Süssorangen sind aus einer Kreuzung von Mandarine (Citrus retigulata) und Pampelmuse (Citrus maxima) entstanden. Die gleichen Eltern haben auch Bitterorangen (Pommeranzen). Geeignet zum Essen sind eher die dickschaligen Orangen z.B. 

meine Navelorange und für Saft die dünnschaligen. Der Saft aus dickschaligen Orangen kann etwas bitter werden wenn auch der weisse Teil (Albedo) der Schale ausgepresst wird, der eben Bitterstoffe enthält. Den Dünnschaligen sagt man oft Saftorangen. Kauft man schwer schälbare Orangen mit dicker Schale so sind sie meistens gut und frisch.

Auch die Tarocco-Orange bringt viele sehr gute Früchte. Im Laub dürfte sie noch etwas schöner werden.  

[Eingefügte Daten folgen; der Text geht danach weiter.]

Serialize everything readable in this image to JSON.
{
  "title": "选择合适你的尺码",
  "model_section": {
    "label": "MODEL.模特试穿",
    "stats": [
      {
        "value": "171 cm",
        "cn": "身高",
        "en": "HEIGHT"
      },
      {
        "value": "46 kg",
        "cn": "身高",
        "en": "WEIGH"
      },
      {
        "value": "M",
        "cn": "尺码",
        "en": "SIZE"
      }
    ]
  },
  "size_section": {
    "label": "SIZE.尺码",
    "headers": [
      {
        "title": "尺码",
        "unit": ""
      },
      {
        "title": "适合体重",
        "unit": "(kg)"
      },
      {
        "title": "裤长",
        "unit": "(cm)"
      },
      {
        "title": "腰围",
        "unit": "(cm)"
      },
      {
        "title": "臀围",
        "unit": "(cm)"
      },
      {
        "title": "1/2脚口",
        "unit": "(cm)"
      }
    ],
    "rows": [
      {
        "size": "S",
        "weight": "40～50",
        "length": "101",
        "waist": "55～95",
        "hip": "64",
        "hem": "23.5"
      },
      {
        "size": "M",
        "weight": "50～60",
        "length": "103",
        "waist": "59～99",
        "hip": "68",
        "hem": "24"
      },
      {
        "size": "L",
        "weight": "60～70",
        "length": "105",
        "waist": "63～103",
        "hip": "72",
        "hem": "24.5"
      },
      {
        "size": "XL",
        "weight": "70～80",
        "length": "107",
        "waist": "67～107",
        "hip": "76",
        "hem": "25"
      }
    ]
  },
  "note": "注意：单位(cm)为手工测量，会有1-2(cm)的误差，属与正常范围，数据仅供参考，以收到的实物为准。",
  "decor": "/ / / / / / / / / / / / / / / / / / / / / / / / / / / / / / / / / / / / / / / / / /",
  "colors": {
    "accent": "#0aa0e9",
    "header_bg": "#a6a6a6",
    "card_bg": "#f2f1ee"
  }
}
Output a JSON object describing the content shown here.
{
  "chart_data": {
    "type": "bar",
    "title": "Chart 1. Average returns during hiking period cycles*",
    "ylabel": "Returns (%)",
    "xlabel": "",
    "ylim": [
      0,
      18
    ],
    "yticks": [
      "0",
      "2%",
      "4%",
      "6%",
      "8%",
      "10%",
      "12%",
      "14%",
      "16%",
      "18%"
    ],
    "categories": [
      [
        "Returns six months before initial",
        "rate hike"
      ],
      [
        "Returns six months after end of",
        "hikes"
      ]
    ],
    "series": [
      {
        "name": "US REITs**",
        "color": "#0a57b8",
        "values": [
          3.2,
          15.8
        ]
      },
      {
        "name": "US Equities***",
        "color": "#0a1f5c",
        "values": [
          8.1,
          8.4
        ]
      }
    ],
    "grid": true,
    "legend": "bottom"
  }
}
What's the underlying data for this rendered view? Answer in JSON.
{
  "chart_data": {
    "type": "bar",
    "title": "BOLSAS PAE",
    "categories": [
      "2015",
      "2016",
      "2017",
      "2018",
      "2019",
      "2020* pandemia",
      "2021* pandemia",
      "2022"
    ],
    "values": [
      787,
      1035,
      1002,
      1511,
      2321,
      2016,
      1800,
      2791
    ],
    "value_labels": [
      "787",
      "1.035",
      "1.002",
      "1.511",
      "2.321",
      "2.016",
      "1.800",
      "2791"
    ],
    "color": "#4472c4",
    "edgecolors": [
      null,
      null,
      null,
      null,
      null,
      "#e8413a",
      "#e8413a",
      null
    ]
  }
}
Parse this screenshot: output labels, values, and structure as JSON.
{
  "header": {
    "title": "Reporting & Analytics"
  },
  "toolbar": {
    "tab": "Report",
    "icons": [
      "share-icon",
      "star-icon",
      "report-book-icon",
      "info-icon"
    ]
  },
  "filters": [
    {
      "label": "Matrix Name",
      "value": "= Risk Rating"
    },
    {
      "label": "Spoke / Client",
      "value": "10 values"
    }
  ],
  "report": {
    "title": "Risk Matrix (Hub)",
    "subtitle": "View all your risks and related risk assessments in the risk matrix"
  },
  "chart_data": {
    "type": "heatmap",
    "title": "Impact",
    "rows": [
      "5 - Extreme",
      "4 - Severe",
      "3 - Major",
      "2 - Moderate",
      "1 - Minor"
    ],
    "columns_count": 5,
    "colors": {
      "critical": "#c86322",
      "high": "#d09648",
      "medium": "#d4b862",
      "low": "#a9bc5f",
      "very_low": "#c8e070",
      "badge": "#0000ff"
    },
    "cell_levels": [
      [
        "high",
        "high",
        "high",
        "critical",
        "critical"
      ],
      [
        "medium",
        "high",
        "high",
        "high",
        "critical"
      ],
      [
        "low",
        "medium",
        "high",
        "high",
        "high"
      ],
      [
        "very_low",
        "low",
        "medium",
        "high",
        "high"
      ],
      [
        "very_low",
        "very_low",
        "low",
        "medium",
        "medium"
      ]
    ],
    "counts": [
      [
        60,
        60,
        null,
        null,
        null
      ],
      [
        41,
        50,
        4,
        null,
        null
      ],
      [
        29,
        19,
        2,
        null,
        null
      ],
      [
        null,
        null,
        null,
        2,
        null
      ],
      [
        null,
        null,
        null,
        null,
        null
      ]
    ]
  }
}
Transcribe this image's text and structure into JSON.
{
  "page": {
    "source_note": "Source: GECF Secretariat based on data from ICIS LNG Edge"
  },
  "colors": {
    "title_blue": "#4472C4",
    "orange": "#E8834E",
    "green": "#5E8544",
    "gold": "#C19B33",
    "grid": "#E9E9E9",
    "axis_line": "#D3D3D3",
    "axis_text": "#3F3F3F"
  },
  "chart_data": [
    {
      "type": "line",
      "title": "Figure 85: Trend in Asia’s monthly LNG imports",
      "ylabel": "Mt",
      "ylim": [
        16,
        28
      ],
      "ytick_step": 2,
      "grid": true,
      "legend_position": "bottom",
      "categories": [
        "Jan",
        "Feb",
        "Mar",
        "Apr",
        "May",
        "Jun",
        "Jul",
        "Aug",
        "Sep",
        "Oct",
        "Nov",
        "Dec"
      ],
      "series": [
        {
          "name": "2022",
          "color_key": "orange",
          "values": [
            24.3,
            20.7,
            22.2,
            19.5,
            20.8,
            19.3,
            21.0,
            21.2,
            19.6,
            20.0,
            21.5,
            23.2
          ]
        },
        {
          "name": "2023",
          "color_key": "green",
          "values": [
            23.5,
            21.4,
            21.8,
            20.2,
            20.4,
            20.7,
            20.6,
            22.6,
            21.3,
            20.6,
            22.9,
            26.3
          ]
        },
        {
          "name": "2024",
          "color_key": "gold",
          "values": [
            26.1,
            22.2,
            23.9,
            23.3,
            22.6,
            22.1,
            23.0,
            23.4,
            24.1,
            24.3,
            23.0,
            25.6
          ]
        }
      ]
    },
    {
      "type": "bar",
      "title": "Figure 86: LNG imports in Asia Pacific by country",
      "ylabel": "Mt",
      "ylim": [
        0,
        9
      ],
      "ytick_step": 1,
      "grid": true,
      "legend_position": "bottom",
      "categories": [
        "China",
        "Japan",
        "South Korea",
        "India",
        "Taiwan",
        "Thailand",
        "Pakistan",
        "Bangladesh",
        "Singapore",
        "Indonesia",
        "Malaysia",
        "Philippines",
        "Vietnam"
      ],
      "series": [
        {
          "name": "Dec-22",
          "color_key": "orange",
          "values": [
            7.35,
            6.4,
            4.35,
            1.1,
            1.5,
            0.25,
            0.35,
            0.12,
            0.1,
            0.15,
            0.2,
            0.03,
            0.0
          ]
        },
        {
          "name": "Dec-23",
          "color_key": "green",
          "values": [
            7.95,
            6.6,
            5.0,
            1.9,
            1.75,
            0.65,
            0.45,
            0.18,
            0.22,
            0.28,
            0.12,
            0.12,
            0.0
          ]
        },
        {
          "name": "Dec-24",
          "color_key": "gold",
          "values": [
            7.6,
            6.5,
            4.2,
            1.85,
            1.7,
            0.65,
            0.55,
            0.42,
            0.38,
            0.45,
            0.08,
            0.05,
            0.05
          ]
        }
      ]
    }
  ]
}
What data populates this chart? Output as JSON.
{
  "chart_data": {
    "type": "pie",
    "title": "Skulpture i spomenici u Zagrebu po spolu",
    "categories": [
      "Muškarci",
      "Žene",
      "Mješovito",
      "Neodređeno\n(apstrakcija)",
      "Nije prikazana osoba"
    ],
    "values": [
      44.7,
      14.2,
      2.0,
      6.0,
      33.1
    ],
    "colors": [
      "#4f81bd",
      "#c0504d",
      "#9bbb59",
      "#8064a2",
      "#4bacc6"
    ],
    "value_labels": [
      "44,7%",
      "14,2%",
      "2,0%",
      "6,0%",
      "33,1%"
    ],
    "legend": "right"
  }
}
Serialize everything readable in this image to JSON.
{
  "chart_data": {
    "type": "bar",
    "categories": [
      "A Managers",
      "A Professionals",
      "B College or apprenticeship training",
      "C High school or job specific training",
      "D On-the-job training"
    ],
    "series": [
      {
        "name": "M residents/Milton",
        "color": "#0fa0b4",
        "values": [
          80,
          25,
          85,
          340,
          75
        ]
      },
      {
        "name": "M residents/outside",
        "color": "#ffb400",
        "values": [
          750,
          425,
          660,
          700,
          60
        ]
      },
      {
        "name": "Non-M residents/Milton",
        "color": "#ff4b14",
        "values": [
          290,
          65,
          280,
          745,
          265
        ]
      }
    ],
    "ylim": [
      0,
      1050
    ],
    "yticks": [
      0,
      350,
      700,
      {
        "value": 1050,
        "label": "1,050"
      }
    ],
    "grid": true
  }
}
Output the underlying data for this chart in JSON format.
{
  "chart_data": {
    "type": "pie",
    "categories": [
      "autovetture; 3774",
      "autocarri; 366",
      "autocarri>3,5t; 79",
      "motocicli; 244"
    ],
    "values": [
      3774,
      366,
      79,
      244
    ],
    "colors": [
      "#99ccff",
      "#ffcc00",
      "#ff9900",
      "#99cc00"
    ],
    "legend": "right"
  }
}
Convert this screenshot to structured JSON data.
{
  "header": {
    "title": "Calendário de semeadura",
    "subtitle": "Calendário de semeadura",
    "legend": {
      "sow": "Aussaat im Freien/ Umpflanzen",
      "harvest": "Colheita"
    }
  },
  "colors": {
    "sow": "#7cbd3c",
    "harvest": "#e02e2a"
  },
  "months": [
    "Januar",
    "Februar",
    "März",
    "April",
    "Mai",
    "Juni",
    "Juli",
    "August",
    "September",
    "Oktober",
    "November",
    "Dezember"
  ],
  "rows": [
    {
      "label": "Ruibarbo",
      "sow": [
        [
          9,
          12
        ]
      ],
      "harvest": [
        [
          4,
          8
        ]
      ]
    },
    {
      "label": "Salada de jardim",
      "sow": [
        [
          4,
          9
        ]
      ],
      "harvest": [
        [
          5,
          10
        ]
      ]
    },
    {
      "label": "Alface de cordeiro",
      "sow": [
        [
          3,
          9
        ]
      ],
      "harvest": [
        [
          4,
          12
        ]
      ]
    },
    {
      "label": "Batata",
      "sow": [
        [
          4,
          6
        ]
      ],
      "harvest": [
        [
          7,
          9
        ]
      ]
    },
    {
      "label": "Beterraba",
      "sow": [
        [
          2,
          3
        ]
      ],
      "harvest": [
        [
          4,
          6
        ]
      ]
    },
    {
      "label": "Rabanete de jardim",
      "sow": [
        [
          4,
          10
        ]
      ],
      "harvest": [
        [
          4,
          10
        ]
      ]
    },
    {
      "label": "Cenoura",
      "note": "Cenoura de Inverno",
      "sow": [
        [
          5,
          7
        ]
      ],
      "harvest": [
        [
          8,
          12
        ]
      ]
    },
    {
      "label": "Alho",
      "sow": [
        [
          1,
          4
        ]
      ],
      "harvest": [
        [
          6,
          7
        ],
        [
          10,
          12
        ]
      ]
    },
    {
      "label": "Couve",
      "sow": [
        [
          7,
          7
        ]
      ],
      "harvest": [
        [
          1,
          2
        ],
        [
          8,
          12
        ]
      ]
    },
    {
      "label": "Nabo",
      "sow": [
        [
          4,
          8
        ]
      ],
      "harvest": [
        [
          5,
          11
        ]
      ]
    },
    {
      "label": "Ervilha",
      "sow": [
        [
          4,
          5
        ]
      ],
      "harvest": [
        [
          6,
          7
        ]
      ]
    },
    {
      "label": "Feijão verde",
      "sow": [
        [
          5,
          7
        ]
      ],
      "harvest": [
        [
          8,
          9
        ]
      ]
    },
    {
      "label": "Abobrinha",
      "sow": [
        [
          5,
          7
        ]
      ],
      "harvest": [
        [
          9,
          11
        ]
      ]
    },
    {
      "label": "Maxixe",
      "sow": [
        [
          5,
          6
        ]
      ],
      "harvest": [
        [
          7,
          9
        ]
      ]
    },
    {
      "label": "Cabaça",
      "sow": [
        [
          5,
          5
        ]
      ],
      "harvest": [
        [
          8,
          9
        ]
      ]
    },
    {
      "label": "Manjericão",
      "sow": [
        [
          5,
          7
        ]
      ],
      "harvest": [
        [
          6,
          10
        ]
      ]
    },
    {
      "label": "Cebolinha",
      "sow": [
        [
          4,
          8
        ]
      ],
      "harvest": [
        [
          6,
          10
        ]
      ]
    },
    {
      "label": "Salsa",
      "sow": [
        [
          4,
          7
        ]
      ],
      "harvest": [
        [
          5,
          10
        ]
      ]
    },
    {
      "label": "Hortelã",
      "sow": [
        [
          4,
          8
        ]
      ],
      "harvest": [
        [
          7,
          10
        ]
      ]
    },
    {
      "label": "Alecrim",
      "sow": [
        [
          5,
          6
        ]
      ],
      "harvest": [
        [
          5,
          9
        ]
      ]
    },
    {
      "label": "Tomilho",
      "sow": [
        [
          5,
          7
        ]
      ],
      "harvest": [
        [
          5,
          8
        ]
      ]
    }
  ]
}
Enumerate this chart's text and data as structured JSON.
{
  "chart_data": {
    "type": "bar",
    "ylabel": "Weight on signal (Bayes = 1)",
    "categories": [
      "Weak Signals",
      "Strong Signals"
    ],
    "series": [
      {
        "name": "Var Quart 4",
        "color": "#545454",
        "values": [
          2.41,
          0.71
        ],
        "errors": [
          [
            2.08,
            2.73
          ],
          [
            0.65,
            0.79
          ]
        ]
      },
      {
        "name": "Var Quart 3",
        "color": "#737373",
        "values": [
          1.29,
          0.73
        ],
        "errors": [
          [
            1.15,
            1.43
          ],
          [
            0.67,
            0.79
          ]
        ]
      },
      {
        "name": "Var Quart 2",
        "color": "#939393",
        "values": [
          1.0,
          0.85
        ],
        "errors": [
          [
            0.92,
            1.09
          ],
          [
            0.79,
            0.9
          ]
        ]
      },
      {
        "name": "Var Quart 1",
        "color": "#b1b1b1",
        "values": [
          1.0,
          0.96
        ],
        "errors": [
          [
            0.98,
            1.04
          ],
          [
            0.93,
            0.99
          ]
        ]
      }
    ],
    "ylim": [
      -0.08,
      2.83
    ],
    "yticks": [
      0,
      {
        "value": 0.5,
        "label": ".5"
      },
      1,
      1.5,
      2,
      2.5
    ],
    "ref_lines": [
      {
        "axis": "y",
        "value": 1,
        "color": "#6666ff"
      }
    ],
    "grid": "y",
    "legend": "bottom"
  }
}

Die besonders stark rot gestreifte Blut-Orange Arcobal Ist zu Dekorations-Zwecken geeignet.

Dazu gekommen sind noch die Navelina,

Moscato-Blutorangeund

die Vanille Sanguino

Bitter-Orangen (Citrus x aurantium)  Pomeranzen

Bitterorangen werden für Englische Orangenkonfi verwendet, aber nicht nur. Mit Konzentrat werden Getränke aromatisiert und sogar das berühmte Eau de Cologne hat den Ursprung in einer Bitterorangenschale, konkret in der

Bergamotte.  

Meine gerippte oder gefurchte Bitterorange und

die Chinotto gehören auch dazu.

Eine Besonderheit ist die winterharte, Dreiblättrige Orange  Poncirus)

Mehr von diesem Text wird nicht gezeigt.